Extending a total of 2,555.10 miles (4,112.03 km), Interstate 40 connects western Barstow, California to eastern Wilmington, North Carolina. It runs across California, Arizona, New Mexico, Texas, Oklahoma, Arkansas, Tennessee, and North Carolina from west to east.
A significant portion of Route 66 was ultimately replaced by Interstate 40.
I-40 Rest Areas by State
Choose a state from the list below to get a list of rest areas located inside that state.
I-40 Rest Areas Map
From Wilmington, North Carolina, to Barstow, California, a distance of 2,555 miles is covered by the interstate highway known as Interstate 40. The states of Arizona, Arkansas, California, New Mexico, North Carolina, Oklahoma, Tennessee, and Texas all have rest areas along Interstate 40.
The majority of the western portion, stretching from Oklahoma City to Barstow, either tracks or overlaps the historic route of Route 66 in the United States.
Find out where the rest areas are on Interstate 40, the third longest of the United States’ network of interstate highways, which runs from the middle of the Mojave Desert in Barstow, California, to the Atlantic coast in Wilmington, North Carolina.
Covering a total of eight states The Desert Southwest and the Southeastern United States are connected to each other by the large transcontinental freeway known as Interstate 40.
The route of Historic U.S. 66 is typically followed by the motorway as it travels from Barstow, California, through the Mojave Desert and into the high desert.
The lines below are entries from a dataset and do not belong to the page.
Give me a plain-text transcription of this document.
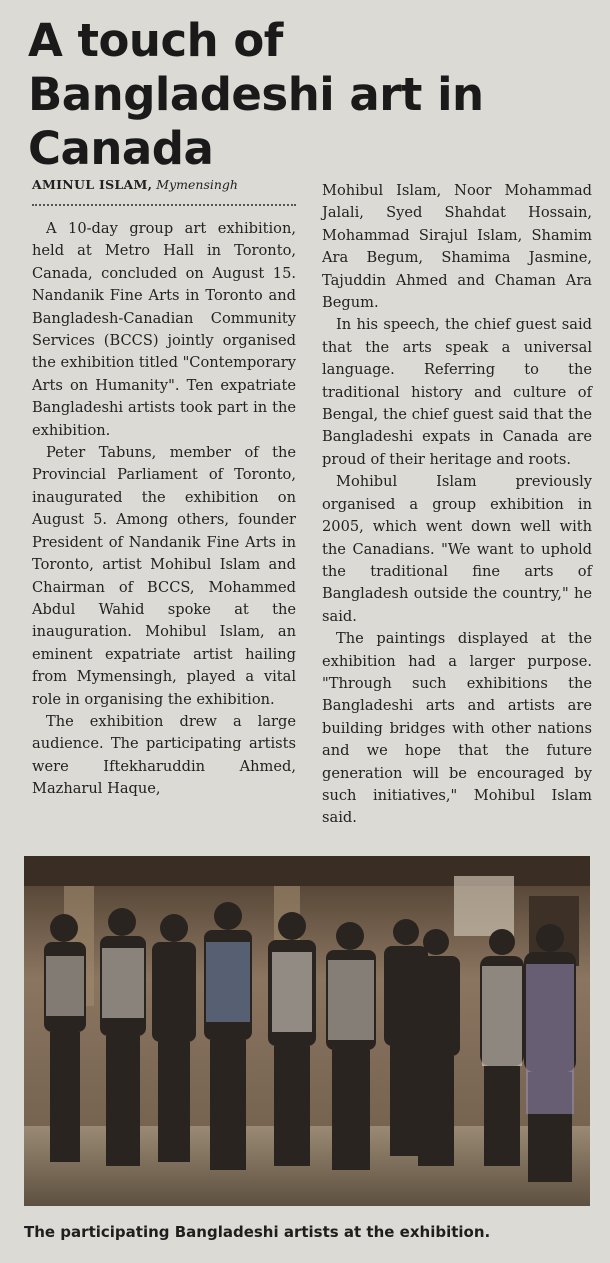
A touch of Bangladeshi art in Canada
AMINUL ISLAM, Mymensingh

A 10-day group art exhibition, held at Metro Hall in Toronto, Canada, concluded on August 15. Nandanik Fine Arts in Toronto and Bangladesh-Canadian Community Services (BCCS) jointly organised the exhibition titled "Contemporary Arts on Humanity". Ten expatriate Bangladeshi artists took part in the exhibition.

Peter Tabuns, member of the Provincial Parliament of Toronto, inaugurated the exhibition on August 5. Among others, founder President of Nandanik Fine Arts in Toronto, artist Mohibul Islam and Chairman of BCCS, Mohammed Abdul Wahid spoke at the inauguration. Mohibul Islam, an eminent expatriate artist hailing from Mymensingh, played a vital role in organising the exhibition.

The exhibition drew a large audience. The participating artists were Iftekharuddin Ahmed, Mazharul Haque,

Mohibul Islam, Noor Mohammad Jalali, Syed Shahdat Hossain, Mohammad Sirajul Islam, Shamim Ara Begum, Shamima Jasmine, Tajuddin Ahmed and Chaman Ara Begum.

In his speech, the chief guest said that the arts speak a universal language. Referring to the traditional history and culture of Bengal, the chief guest said that the Bangladeshi expats in Canada are proud of their heritage and roots.

Mohibul Islam previously organised a group exhibition in 2005, which went down well with the Canadians. "We want to uphold the traditional fine arts of Bangladesh outside the country," he said.

The paintings displayed at the exhibition had a larger purpose. "Through such exhibitions the Bangladeshi arts and artists are building bridges with other nations and we hope that the future generation will be encouraged by such initiatives," Mohibul Islam said.

The participating Bangladeshi artists at the exhibition.
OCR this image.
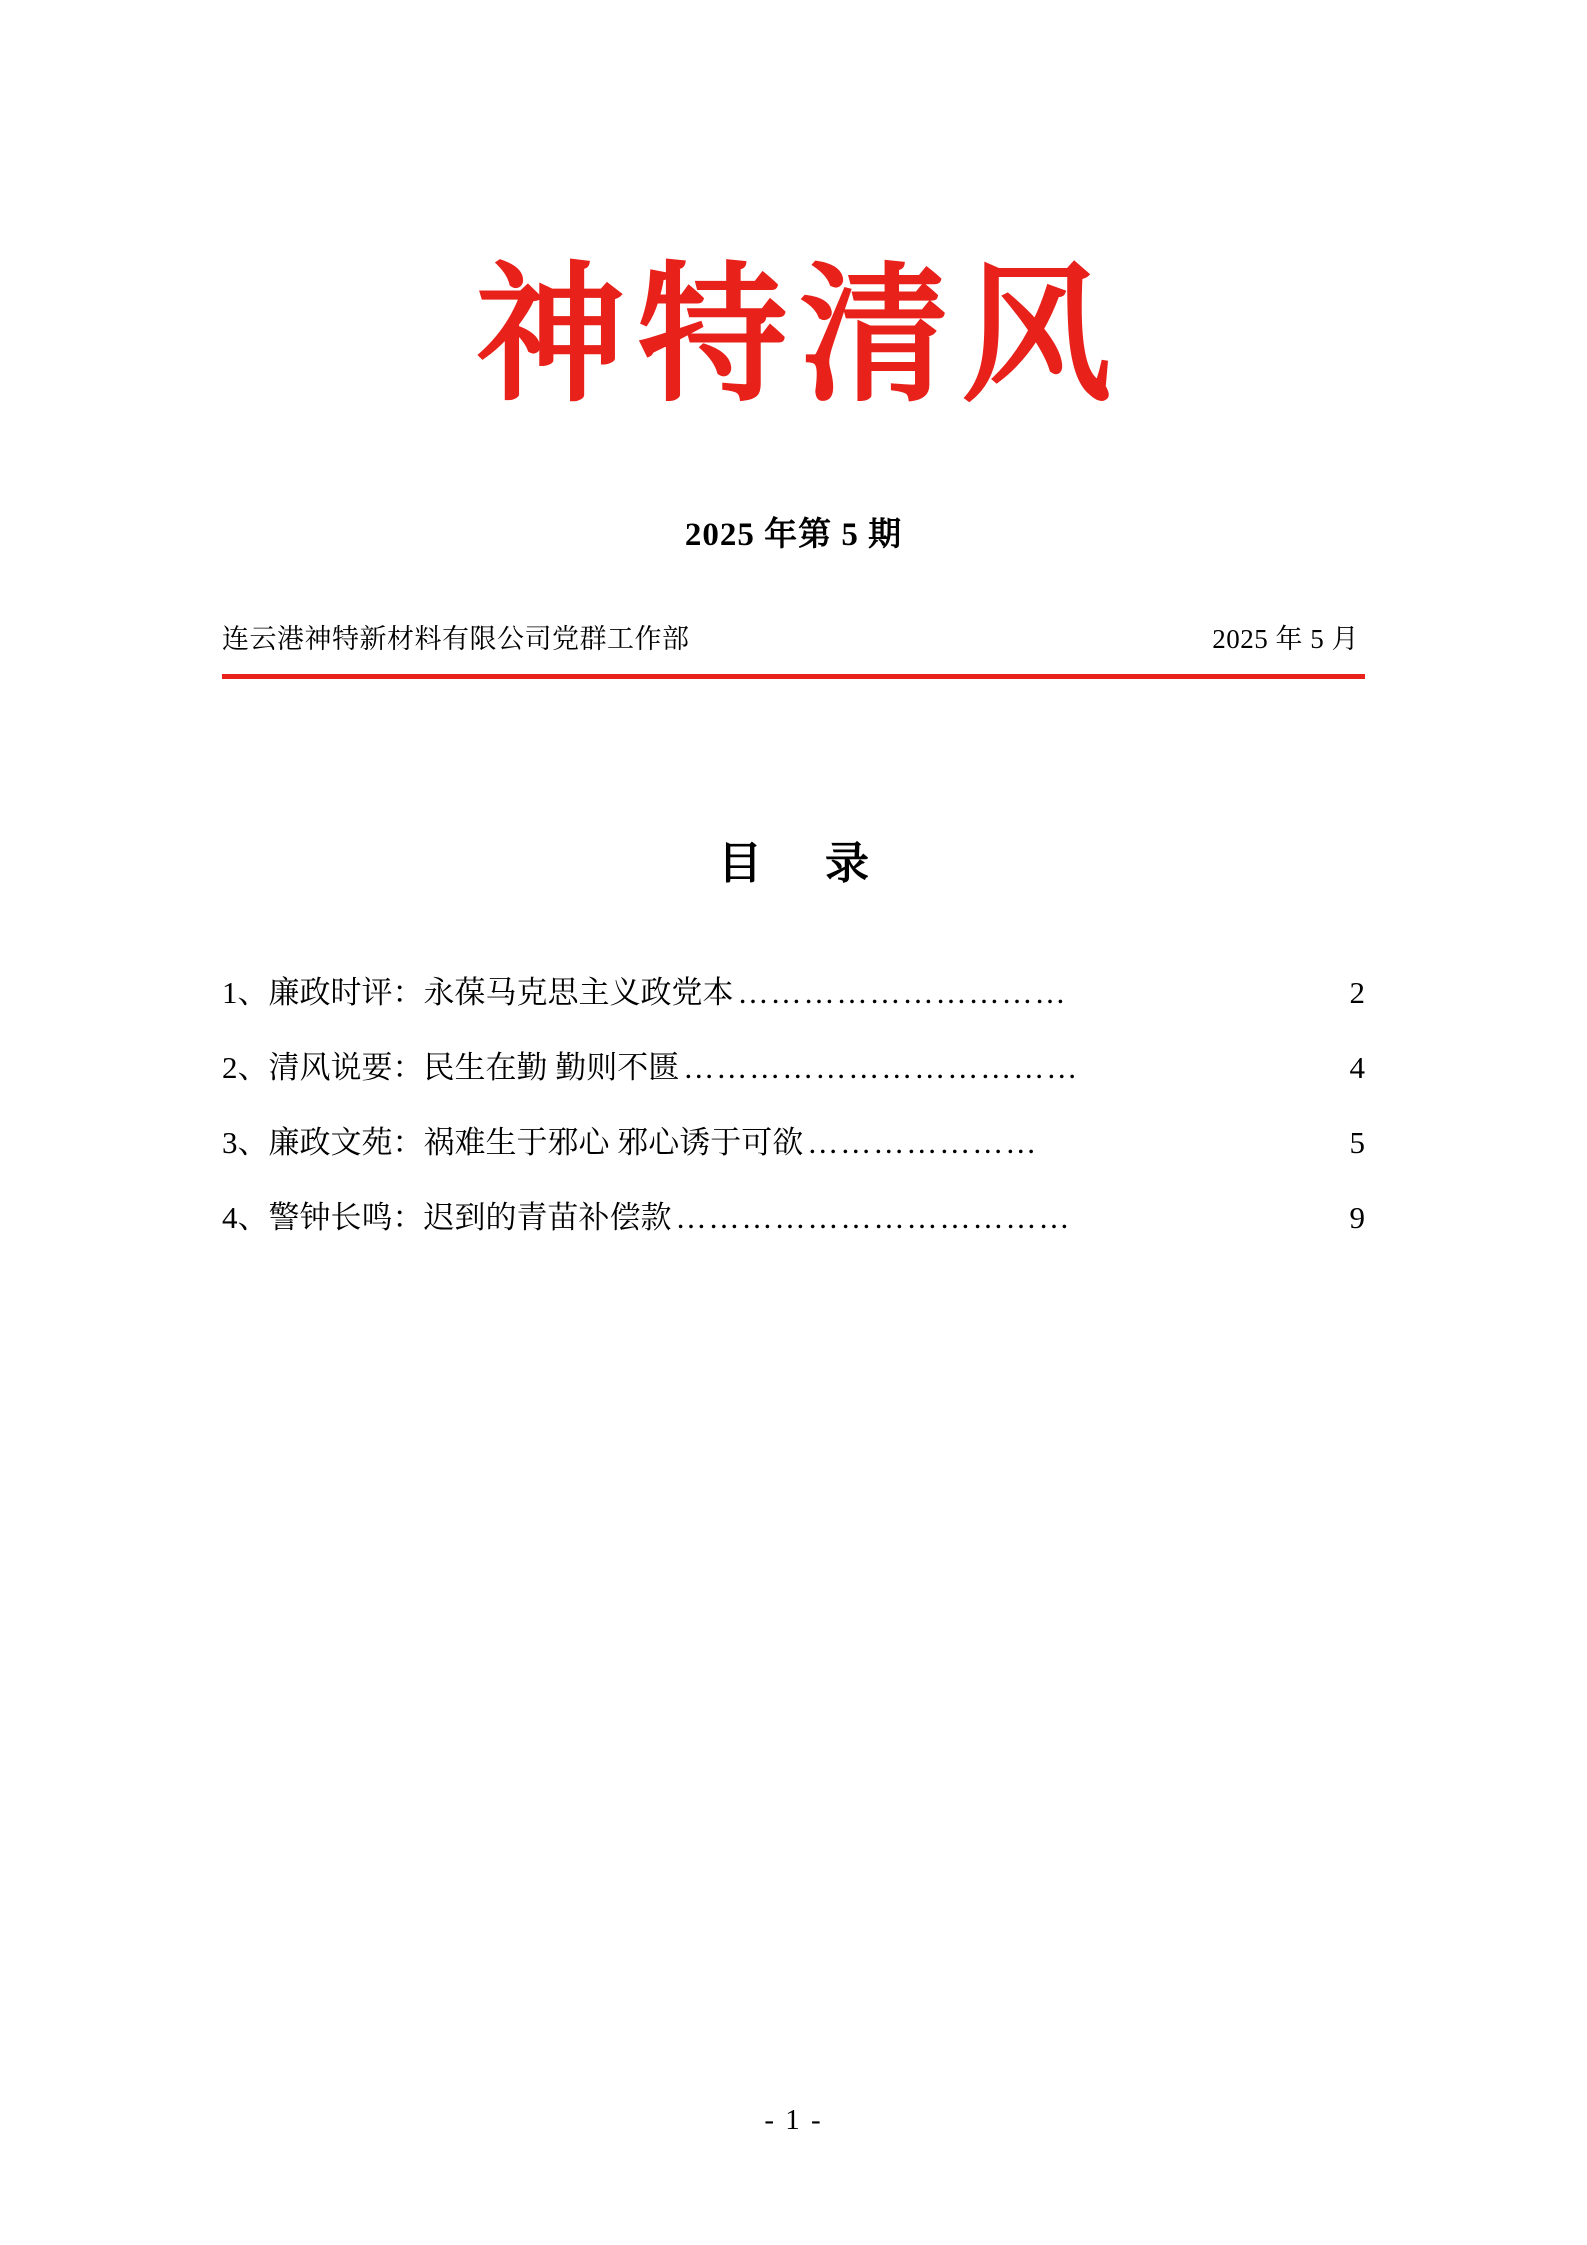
神特清风
2025 年第 5 期
连云港神特新材料有限公司党群工作部	2025 年 5 月
目 录
1、廉政时评：永葆马克思主义政党本 …………………………	2
2、清风说要：民生在勤 勤则不匮 ………………………………	4
3、廉政文苑：祸难生于邪心 邪心诱于可欲 …………………	5
4、警钟长鸣：迟到的青苗补偿款 ………………………………	9
- 1 -
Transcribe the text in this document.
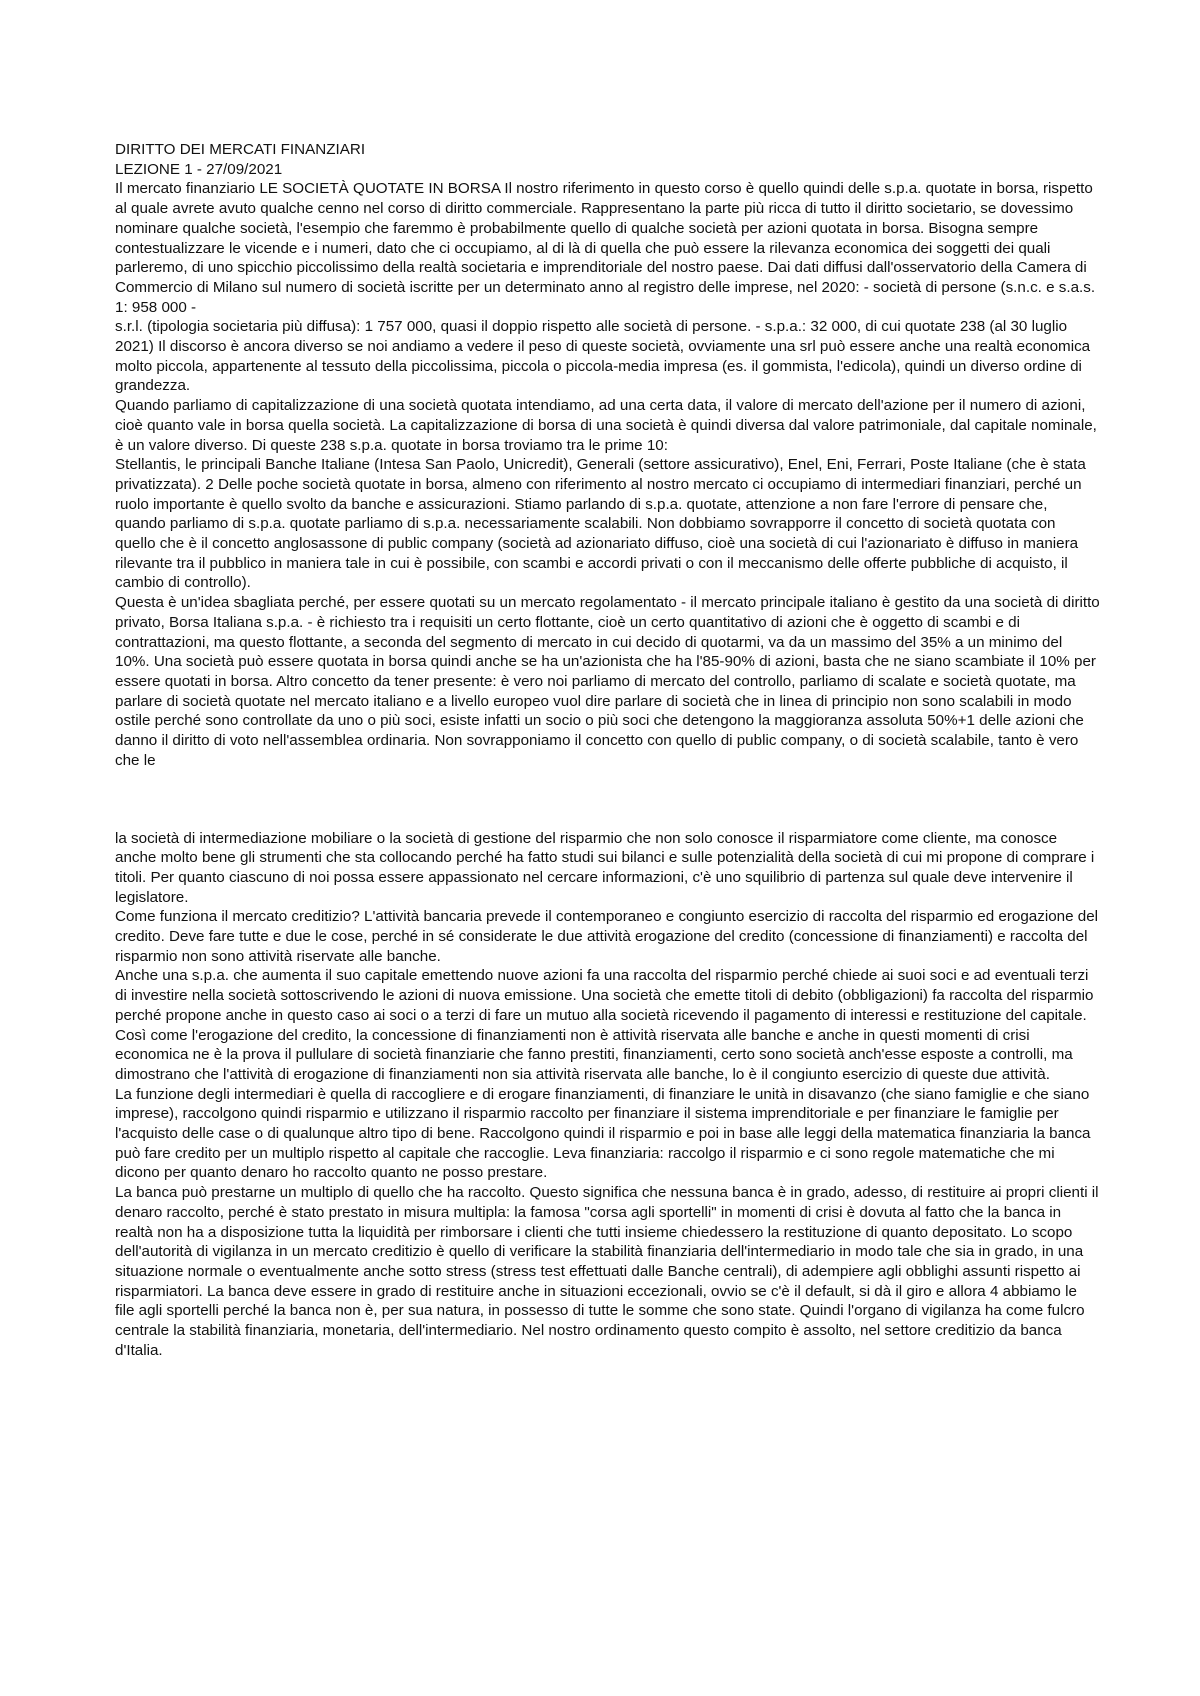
DIRITTO DEI MERCATI FINANZIARI

LEZIONE 1 - 27/09/2021

Il mercato finanziario LE SOCIETÀ QUOTATE IN BORSA Il nostro riferimento in questo corso è quello quindi delle s.p.a. quotate in borsa, rispetto al quale avrete avuto qualche cenno nel corso di diritto commerciale. Rappresentano la parte più ricca di tutto il diritto societario, se dovessimo nominare qualche società, l'esempio che faremmo è probabilmente quello di qualche società per azioni quotata in borsa. Bisogna sempre contestualizzare le vicende e i numeri, dato che ci occupiamo, al di là di quella che può essere la rilevanza economica dei soggetti dei quali parleremo, di uno spicchio piccolissimo della realtà societaria e imprenditoriale del nostro paese. Dai dati diffusi dall'osservatorio della Camera di Commercio di Milano sul numero di società iscritte per un determinato anno al registro delle imprese, nel 2020: - società di persone (s.n.c. e s.a.s. 1: 958 000 -

s.r.l. (tipologia societaria più diffusa): 1 757 000, quasi il doppio rispetto alle società di persone. - s.p.a.: 32 000, di cui quotate 238 (al 30 luglio 2021) Il discorso è ancora diverso se noi andiamo a vedere il peso di queste società, ovviamente una srl può essere anche una realtà economica molto piccola, appartenente al tessuto della piccolissima, piccola o piccola-media impresa (es. il gommista, l'edicola), quindi un diverso ordine di grandezza.

Quando parliamo di capitalizzazione di una società quotata intendiamo, ad una certa data, il valore di mercato dell'azione per il numero di azioni, cioè quanto vale in borsa quella società. La capitalizzazione di borsa di una società è quindi diversa dal valore patrimoniale, dal capitale nominale, è un valore diverso. Di queste 238 s.p.a. quotate in borsa troviamo tra le prime 10:

Stellantis, le principali Banche Italiane (Intesa San Paolo, Unicredit), Generali (settore assicurativo), Enel, Eni, Ferrari, Poste Italiane (che è stata privatizzata). 2 Delle poche società quotate in borsa, almeno con riferimento al nostro mercato ci occupiamo di intermediari finanziari, perché un ruolo importante è quello svolto da banche e assicurazioni. Stiamo parlando di s.p.a. quotate, attenzione a non fare l'errore di pensare che, quando parliamo di s.p.a. quotate parliamo di s.p.a. necessariamente scalabili. Non dobbiamo sovrapporre il concetto di società quotata con quello che è il concetto anglosassone di public company (società ad azionariato diffuso, cioè una società di cui l'azionariato è diffuso in maniera rilevante tra il pubblico in maniera tale in cui è possibile, con scambi e accordi privati o con il meccanismo delle offerte pubbliche di acquisto, il cambio di controllo).

Questa è un'idea sbagliata perché, per essere quotati su un mercato regolamentato - il mercato principale italiano è gestito da una società di diritto privato, Borsa Italiana s.p.a. - è richiesto tra i requisiti un certo flottante, cioè un certo quantitativo di azioni che è oggetto di scambi e di contrattazioni, ma questo flottante, a seconda del segmento di mercato in cui decido di quotarmi, va da un massimo del 35% a un minimo del 10%. Una società può essere quotata in borsa quindi anche se ha un'azionista che ha l'85-90% di azioni, basta che ne siano scambiate il 10% per essere quotati in borsa. Altro concetto da tener presente: è vero noi parliamo di mercato del controllo, parliamo di scalate e società quotate, ma parlare di società quotate nel mercato italiano e a livello europeo vuol dire parlare di società che in linea di principio non sono scalabili in modo ostile perché sono controllate da uno o più soci, esiste infatti un socio o più soci che detengono la maggioranza assoluta 50%+1 delle azioni che danno il diritto di voto nell'assemblea ordinaria. Non sovrapponiamo il concetto con quello di public company, o di società scalabile, tanto è vero che le

la società di intermediazione mobiliare o la società di gestione del risparmio che non solo conosce il risparmiatore come cliente, ma conosce anche molto bene gli strumenti che sta collocando perché ha fatto studi sui bilanci e sulle potenzialità della società di cui mi propone di comprare i titoli. Per quanto ciascuno di noi possa essere appassionato nel cercare informazioni, c'è uno squilibrio di partenza sul quale deve intervenire il legislatore.

Come funziona il mercato creditizio? L'attività bancaria prevede il contemporaneo e congiunto esercizio di raccolta del risparmio ed erogazione del credito. Deve fare tutte e due le cose, perché in sé considerate le due attività erogazione del credito (concessione di finanziamenti) e raccolta del risparmio non sono attività riservate alle banche.

Anche una s.p.a. che aumenta il suo capitale emettendo nuove azioni fa una raccolta del risparmio perché chiede ai suoi soci e ad eventuali terzi di investire nella società sottoscrivendo le azioni di nuova emissione. Una società che emette titoli di debito (obbligazioni) fa raccolta del risparmio perché propone anche in questo caso ai soci o a terzi di fare un mutuo alla società ricevendo il pagamento di interessi e restituzione del capitale. Così come l'erogazione del credito, la concessione di finanziamenti non è attività riservata alle banche e anche in questi momenti di crisi economica ne è la prova il pullulare di società finanziarie che fanno prestiti, finanziamenti, certo sono società anch'esse esposte a controlli, ma dimostrano che l'attività di erogazione di finanziamenti non sia attività riservata alle banche, lo è il congiunto esercizio di queste due attività.

La funzione degli intermediari è quella di raccogliere e di erogare finanziamenti, di finanziare le unità in disavanzo (che siano famiglie e che siano imprese), raccolgono quindi risparmio e utilizzano il risparmio raccolto per finanziare il sistema imprenditoriale e per finanziare le famiglie per l'acquisto delle case o di qualunque altro tipo di bene. Raccolgono quindi il risparmio e poi in base alle leggi della matematica finanziaria la banca può fare credito per un multiplo rispetto al capitale che raccoglie. Leva finanziaria: raccolgo il risparmio e ci sono regole matematiche che mi dicono per quanto denaro ho raccolto quanto ne posso prestare.

La banca può prestarne un multiplo di quello che ha raccolto. Questo significa che nessuna banca è in grado, adesso, di restituire ai propri clienti il denaro raccolto, perché è stato prestato in misura multipla: la famosa "corsa agli sportelli" in momenti di crisi è dovuta al fatto che la banca in realtà non ha a disposizione tutta la liquidità per rimborsare i clienti che tutti insieme chiedessero la restituzione di quanto depositato. Lo scopo dell'autorità di vigilanza in un mercato creditizio è quello di verificare la stabilità finanziaria dell'intermediario in modo tale che sia in grado, in una situazione normale o eventualmente anche sotto stress (stress test effettuati dalle Banche centrali), di adempiere agli obblighi assunti rispetto ai risparmiatori. La banca deve essere in grado di restituire anche in situazioni eccezionali, ovvio se c'è il default, si dà il giro e allora 4 abbiamo le file agli sportelli perché la banca non è, per sua natura, in possesso di tutte le somme che sono state. Quindi l'organo di vigilanza ha come fulcro centrale la stabilità finanziaria, monetaria, dell'intermediario. Nel nostro ordinamento questo compito è assolto, nel settore creditizio da banca d'Italia.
The freeway begins in Barstow.
Once crossing the Colorado River to the west of Kingman and passing to the south of the Grand Canyon on its way to Flagstaff, Interstate 40 begins to climb in height after it passes over the river.
The I-40 highway traverses the entirety of New Mexico to the east, eventually meeting up with Interstate 25 in Albuquerque as it makes its way through the state.
Interstate 40 enters the Great Plains in eastern New Mexico, just before it reaches Amarillo. This is the beginning of the route that leads into the Texas Panhandle.
At Oklahoma City, the highway diverges from Historic U.S. 66 and continues in an usually eastward direction, whilst U.S. 66 continues in a northeasterly direction toward Tulsa, St. Louis, and Chicago.
Interstate 40 takes a southeasterly turn into Arkansas from Fort Smith, following the state line between Oklahoma and Arkansas all the way to Little Rock.
From the state capital, the freeway takes U.S. Highway 70 east all the way to West Memphis. Before entering the Hernando DeSoto Bridge, which carries Interstate 40 across the Mississippi River, there is a brief concurrency with Interstate 55.
I-40 parallels the northern arc of Memphis’ inner beltway; I-240 runs south. I-40 was originally designed to cross the city using Sam Cooper Boulevard, a half built freeway/boulevard spur to Overton Park.
I-40 leaves Memphis for Jackson and Nashville, where it overlaps I-65 and I-24. I-40 connects Nashville and Knoxville and overlaps I-75 near Farragut.
Interstate 40 enters North Carolina by winding through the Great Smoky Mountains along a path that heads in a southeasterly direction. I-40, sometimes known as the “Tar Heel Expressway,” is a highway that runs almost the entire length of the state of North Carolina and connects the Triad metropolitan area with western North Carolina cities such as Asheville, Hickory, and Statesville.